3:00 p.m. update
Before the trial began, it was already clear the two key witnesses would be Michael Phelps, the 16-year old accused of shooting a 15-year old classmate and his victim, Chance Jackson. Both took the stand before the trial was over, but it was the speed with which both their testimonies ended that was the story. Jackson was on the stand just five minutes, long enough to recount what he remembers of a profanity-laced confrontation with Phelps on the morning of March 25th. Jackson says Phelps accused him of talking trash behind his back, an accusation Jackson denied. When Phelps challenged Jackson to a fight, he declined. Phelps, Jackson says, told him that was “too bad”, pulled a gun and fired twice. Jackson stood in the witness box to point to the two places he’d been hit – in the center of his abdomen, just below the sternum and on his left side, just below his ribs. With no questions from defense lawyer Steven Litz, the prosecution rested and Litz called what was to be his only witness, Phelps himself. Litz didn’t even stand up to ask the sole question he would offer – whether Phelps intended to kill Jackson when he fired the shots. Phelps indicated he did. In less than ten minutes, the trial was over.
For weeks, Litz had said he’d present a technical case showing Phelps intended to harm, but not to murder Jackson.
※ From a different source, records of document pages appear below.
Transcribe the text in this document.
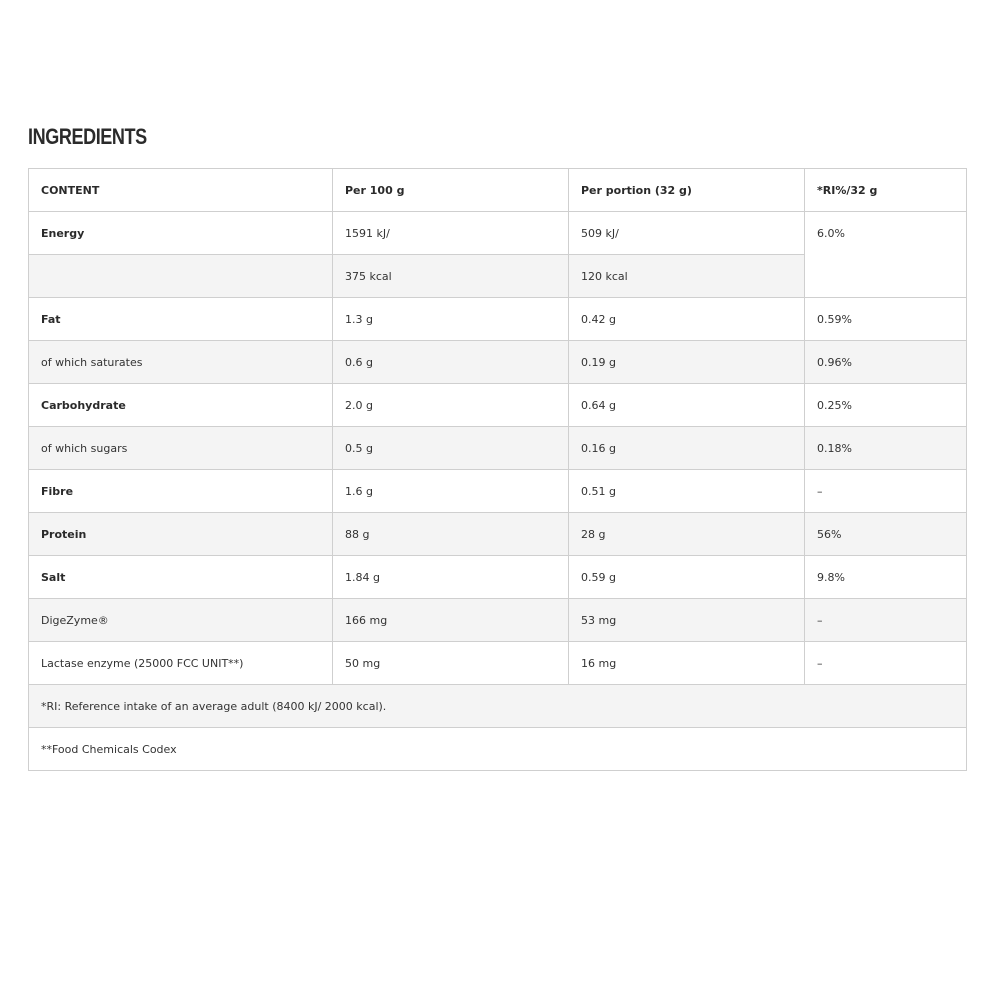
INGREDIENTS
CONTENT	Per 100 g	Per portion (32 g)	*RI%/32 g
Energy	1591 kJ/	509 kJ/	6.0%
	375 kcal	120 kcal	
Fat	1.3 g	0.42 g	0.59%
of which saturates	0.6 g	0.19 g	0.96%
Carbohydrate	2.0 g	0.64 g	0.25%
of which sugars	0.5 g	0.16 g	0.18%
Fibre	1.6 g	0.51 g	–
Protein	88 g	28 g	56%
Salt	1.84 g	0.59 g	9.8%
DigeZyme®	166 mg	53 mg	–
Lactase enzyme (25000 FCC UNIT**)	50 mg	16 mg	–
*RI: Reference intake of an average adult (8400 kJ/ 2000 kcal).			
**Food Chemicals Codex			
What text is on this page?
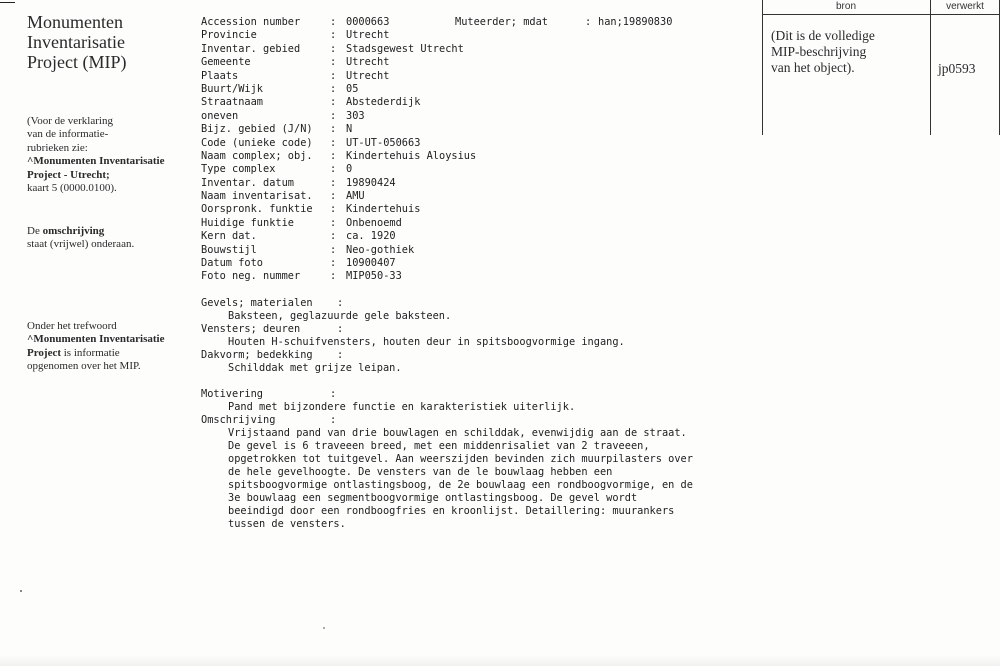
Monumenten
Inventarisatie
Project (MIP)
(Voor de verklaring
van de informatie-
rubrieken zie:
^Monumenten Inventarisatie
Project - Utrecht;
kaart 5 (0000.0100).
De omschrijving
staat (vrijwel) onderaan.
Onder het trefwoord
^Monumenten Inventarisatie
Project is informatie
opgenomen over het MIP.
Accession number	: 0000663
Provincie	: Utrecht
Inventar. gebied	: Stadsgewest Utrecht
Gemeente	: Utrecht
Plaats	: Utrecht
Buurt/Wijk	: 05
Straatnaam	: Abstederdijk
oneven	: 303
Bijz. gebied (J/N) : N
Code (unieke code) : UT-UT-050663
Naam complex; obj. : Kindertehuis Aloysius
Type complex	: 0
Inventar. datum	: 19890424
Naam inventarisat. : AMU
Oorspronk. funktie : Kindertehuis
Huidige funktie	: Onbenoemd
Kern dat.	: ca. 1920
Bouwstijl	: Neo-gothiek
Datum foto	: 10900407
Foto neg. nummer	: MIP050-33
Muteerder; mdat	: han;19890830
Gevels; materialen :
Baksteen, geglazuurde gele baksteen.
Vensters; deuren	:
Houten H-schuifvensters, houten deur in spitsboogvormige ingang.
Dakvorm; bedekking :
Schilddak met grijze leipan.
Motivering	:
Pand met bijzondere functie en karakteristiek uiterlijk.
Omschrijving	:
Vrijstaand pand van drie bouwlagen en schilddak, evenwijdig aan de straat.
De gevel is 6 traveeen breed, met een middenrisaliet van 2 traveeen,
opgetrokken tot tuitgevel. Aan weerszijden bevinden zich muurpilasters over
de hele gevelhoogte. De vensters van de le bouwlaag hebben een
spitsboogvormige ontlastingsboog, de 2e bouwlaag een rondboogvormige, en de
3e bouwlaag een segmentboogvormige ontlastingsboog. De gevel wordt
beeindigd door een rondboogfries en kroonlijst. Detaillering: muurankers
tussen de vensters.
bron	verwerkt
(Dit is de volledige
MIP-beschrijving
van het object).	jp0593
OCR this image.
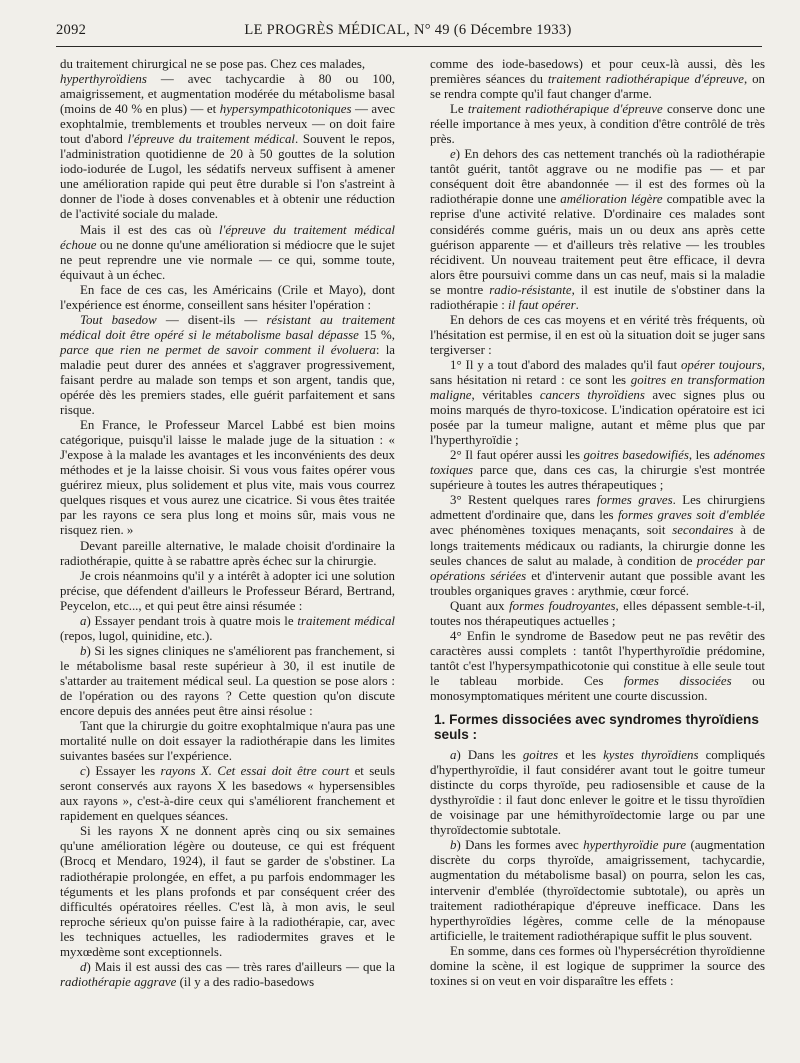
2092	LE PROGRÈS MÉDICAL, N° 49 (6 Décembre 1933)

du traitement chirurgical ne se pose pas. Chez ces malades,

hyperthyroïdiens — avec tachycardie à 80 ou 100, amaigrissement, et augmentation modérée du métabolisme basal (moins de 40 % en plus) — et hypersympathicotoniques — avec exophtalmie, tremblements et troubles nerveux — on doit faire tout d'abord l'épreuve du traitement médical. Souvent le repos, l'administration quotidienne de 20 à 50 gouttes de la solution iodo-iodurée de Lugol, les sédatifs nerveux suffisent à amener une amélioration rapide qui peut être durable si l'on s'astreint à donner de l'iode à doses convenables et à obtenir une réduction de l'activité sociale du malade.

Mais il est des cas où l'épreuve du traitement médical échoue ou ne donne qu'une amélioration si médiocre que le sujet ne peut reprendre une vie normale — ce qui, somme toute, équivaut à un échec.

En face de ces cas, les Américains (Crile et Mayo), dont l'expérience est énorme, conseillent sans hésiter l'opération :

Tout basedow — disent-ils — résistant au traitement médical doit être opéré si le métabolisme basal dépasse 15 %, parce que rien ne permet de savoir comment il évoluera: la maladie peut durer des années et s'aggraver progressivement, faisant perdre au malade son temps et son argent, tandis que, opérée dès les premiers stades, elle guérit parfaitement et sans risque.

En France, le Professeur Marcel Labbé est bien moins catégorique, puisqu'il laisse le malade juge de la situation : « J'expose à la malade les avantages et les inconvénients des deux méthodes et je la laisse choisir. Si vous vous faites opérer vous guérirez mieux, plus solidement et plus vite, mais vous courrez quelques risques et vous aurez une cicatrice. Si vous êtes traitée par les rayons ce sera plus long et moins sûr, mais vous ne risquez rien. »

Devant pareille alternative, le malade choisit d'ordinaire la radiothérapie, quitte à se rabattre après échec sur la chirurgie.

Je crois néanmoins qu'il y a intérêt à adopter ici une solution précise, que défendent d'ailleurs le Professeur Bérard, Bertrand, Peycelon, etc..., et qui peut être ainsi résumée :

a) Essayer pendant trois à quatre mois le traitement médical (repos, lugol, quinidine, etc.).

b) Si les signes cliniques ne s'améliorent pas franchement, si le métabolisme basal reste supérieur à 30, il est inutile de s'attarder au traitement médical seul. La question se pose alors : de l'opération ou des rayons ? Cette question qu'on discute encore depuis des années peut être ainsi résolue :

Tant que la chirurgie du goitre exophtalmique n'aura pas une mortalité nulle on doit essayer la radiothérapie dans les limites suivantes basées sur l'expérience.

c) Essayer les rayons X. Cet essai doit être court et seuls seront conservés aux rayons X les basedows « hypersensibles aux rayons », c'est-à-dire ceux qui s'améliorent franchement et rapidement en quelques séances.

Si les rayons X ne donnent après cinq ou six semaines qu'une amélioration légère ou douteuse, ce qui est fréquent (Brocq et Mendaro, 1924), il faut se garder de s'obstiner. La radiothérapie prolongée, en effet, a pu parfois endommager les téguments et les plans profonds et par conséquent créer des difficultés opératoires réelles. C'est là, à mon avis, le seul reproche sérieux qu'on puisse faire à la radiothérapie, car, avec les techniques actuelles, les radiodermites graves et le myxœdème sont exceptionnels.

d) Mais il est aussi des cas — très rares d'ailleurs — que la radiothérapie aggrave (il y a des radio-basedows

comme des iode-basedows) et pour ceux-là aussi, dès les premières séances du traitement radiothérapique d'épreuve, on se rendra compte qu'il faut changer d'arme.

Le traitement radiothérapique d'épreuve conserve donc une réelle importance à mes yeux, à condition d'être contrôlé de très près.

e) En dehors des cas nettement tranchés où la radiothérapie tantôt guérit, tantôt aggrave ou ne modifie pas — et par conséquent doit être abandonnée — il est des formes où la radiothérapie donne une amélioration légère compatible avec la reprise d'une activité relative. D'ordinaire ces malades sont considérés comme guéris, mais un ou deux ans après cette guérison apparente — et d'ailleurs très relative — les troubles récidivent. Un nouveau traitement peut être efficace, il devra alors être poursuivi comme dans un cas neuf, mais si la maladie se montre radio-résistante, il est inutile de s'obstiner dans la radiothérapie : il faut opérer.

En dehors de ces cas moyens et en vérité très fréquents, où l'hésitation est permise, il en est où la situation doit se juger sans tergiverser :

1° Il y a tout d'abord des malades qu'il faut opérer toujours, sans hésitation ni retard : ce sont les goitres en transformation maligne, véritables cancers thyroïdiens avec signes plus ou moins marqués de thyro-toxicose. L'indication opératoire est ici posée par la tumeur maligne, autant et même plus que par l'hyperthyroïdie ;

2° Il faut opérer aussi les goitres basedowifiés, les adénomes toxiques parce que, dans ces cas, la chirurgie s'est montrée supérieure à toutes les autres thérapeutiques ;

3° Restent quelques rares formes graves. Les chirurgiens admettent d'ordinaire que, dans les formes graves soit d'emblée avec phénomènes toxiques menaçants, soit secondaires à de longs traitements médicaux ou radiants, la chirurgie donne les seules chances de salut au malade, à condition de procéder par opérations sériées et d'intervenir autant que possible avant les troubles organiques graves : arythmie, cœur forcé.

Quant aux formes foudroyantes, elles dépassent semble-t-il, toutes nos thérapeutiques actuelles ;

4° Enfin le syndrome de Basedow peut ne pas revêtir des caractères aussi complets : tantôt l'hyperthyroïdie prédomine, tantôt c'est l'hypersympathicotonie qui constitue à elle seule tout le tableau morbide. Ces formes dissociées ou monosymptomatiques méritent une courte discussion.

1. Formes dissociées avec syndromes thyroïdiens seuls :

a) Dans les goitres et les kystes thyroïdiens compliqués d'hyperthyroïdie, il faut considérer avant tout le goitre tumeur distincte du corps thyroïde, peu radiosensible et cause de la dysthyroïdie : il faut donc enlever le goitre et le tissu thyroïdien de voisinage par une hémithyroïdectomie large ou par une thyroïdectomie subtotale.

b) Dans les formes avec hyperthyroïdie pure (augmentation discrète du corps thyroïde, amaigrissement, tachycardie, augmentation du métabolisme basal) on pourra, selon les cas, intervenir d'emblée (thyroïdectomie subtotale), ou après un traitement radiothérapique d'épreuve inefficace. Dans les hyperthyroïdies légères, comme celle de la ménopause artificielle, le traitement radiothérapique suffit le plus souvent.

En somme, dans ces formes où l'hypersécrétion thyroïdienne domine la scène, il est logique de supprimer la source des toxines si on veut en voir disparaître les effets :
But after Judge Thomas Gray pronounced Phelps guilty of attempted murder, Litz told reporters he’d had a conversation with his teenage client last Thursday where Phelps indicated he no longer wanted to fight the most serious charge against him. Prosecutor Steve Sonnega says the admission came as a surprise on one hand, but follows the apparent feeling of prospective jurors who were questioned about the case…
“Our case kept getting stronger and stronger,” Sonnega said. “If you recall when we were in Clay County, the jury kind of gave an earful of where they thought we were on intent…”
Those jurors were never empaneled, because Litz felt the pool had been tainted to the point where his client couldn’t receive a fair trial anywhere in central Indiana. But he says what the Clay County jurors appeared to believe didn’t figure into Monday’s outcome…
“What happened two weeks ago with the jury…that has absolutely no relation whatsoever, because two weeks ago I had every intention of trying this case in front of Judge Gray,” Litz said.
Five lesser charges against Phelps were dropped in exchange for the admission of the attempted murder charge. He could face a 20-50 year sentence when his jail term is decided next month. Prosecutor Sonnega could not say what penalty he’ll seek at the August 12th hearing, but Litz said he hopes his client’s admission of guilt will sway the judge to impose a reduced sentence. With good behavior and the minimum sentence, Phelps could be free again when he’s in his mid-20s.
9:15 a.m. update
Monday’s trial lasted less than 10 minutes with only Phelps and Jackson taking the stand and neither facing cross examination.
Defense Attorney Steven Litz said on Thursday Michael Phelps, 16, informed him that he wanted to change his plea regarding the attempted murder charge.
Phelps faces between 20 and 50 years in prison. Morgan County Prosecutor Steve Sonnega said he does not know what prison term he will ask for at Phelps’ August 12 sentencing.